Mucositis and its links to other toxicities in lung cancer (#83)
Mucositis is not only one of the most unpleasant toxicities of cancer treatment, but it reduces quality of life, as well as causing treatment delays, dose reductions and increasing healthcare costs. Its occurrence, anywhere in the oro-digestive tract, is not easy to predict, depending as it does on a combination of patient, tumour and treatment factors. Lung cancer chemotherapy can lead to oral, oesophageal and lower gastrointestinal mucositis, while Radiation therapy causes oesophageal mucositis, and may increase diarrhoea. The introduction of targeted anti-cancer agents has further complicated the field, with EGRF inhibitors increasing diarrhoea and causing rash. mTOR inhibitor-induced stomatitis resembles aphthous ulceration and cannot be treated as “standard” mucositis. The colitis from immune checkpoint inhibitors is different again, and brings greater challenges in management. Evidence-based management strategies are lacking, and much work is needed.

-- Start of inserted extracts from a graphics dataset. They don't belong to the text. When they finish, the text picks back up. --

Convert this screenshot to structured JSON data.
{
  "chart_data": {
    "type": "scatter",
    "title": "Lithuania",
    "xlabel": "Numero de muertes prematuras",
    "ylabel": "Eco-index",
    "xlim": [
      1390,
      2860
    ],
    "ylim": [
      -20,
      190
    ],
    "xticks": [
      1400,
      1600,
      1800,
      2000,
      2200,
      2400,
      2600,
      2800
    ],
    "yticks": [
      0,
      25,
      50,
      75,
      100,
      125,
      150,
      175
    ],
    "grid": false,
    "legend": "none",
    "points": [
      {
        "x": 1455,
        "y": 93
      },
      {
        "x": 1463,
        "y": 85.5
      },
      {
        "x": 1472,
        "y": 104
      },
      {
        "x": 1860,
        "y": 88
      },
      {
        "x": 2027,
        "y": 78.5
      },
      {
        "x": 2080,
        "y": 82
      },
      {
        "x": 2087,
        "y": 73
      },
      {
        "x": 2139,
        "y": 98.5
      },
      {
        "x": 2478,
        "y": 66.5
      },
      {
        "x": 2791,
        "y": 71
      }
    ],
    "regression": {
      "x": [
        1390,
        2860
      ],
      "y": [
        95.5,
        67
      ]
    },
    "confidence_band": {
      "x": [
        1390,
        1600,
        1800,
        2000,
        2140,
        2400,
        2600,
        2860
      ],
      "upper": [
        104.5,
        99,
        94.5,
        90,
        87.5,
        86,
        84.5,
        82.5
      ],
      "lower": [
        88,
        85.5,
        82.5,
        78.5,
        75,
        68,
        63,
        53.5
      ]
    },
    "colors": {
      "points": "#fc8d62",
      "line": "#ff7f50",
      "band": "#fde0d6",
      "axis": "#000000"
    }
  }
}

Mucositis (or indeed any single toxicity) rarely occurs in isolation, being especially commonly linked with nausea, chills, taste alteration and dehydration. A cluster of respiratory toxicities includes pain, cough, palpitation, infection and dyspnoea, all of which are particularly problematic in lung cancer patients, and which significantly reduce quality of life. The ability to target the mechanism of a cluster of toxicities may lead to strategies to reduce the impact of the entire cluster. Toxicity risk prediction in parallel with tumour-response prediction would lead to the best quality outcomes for patients.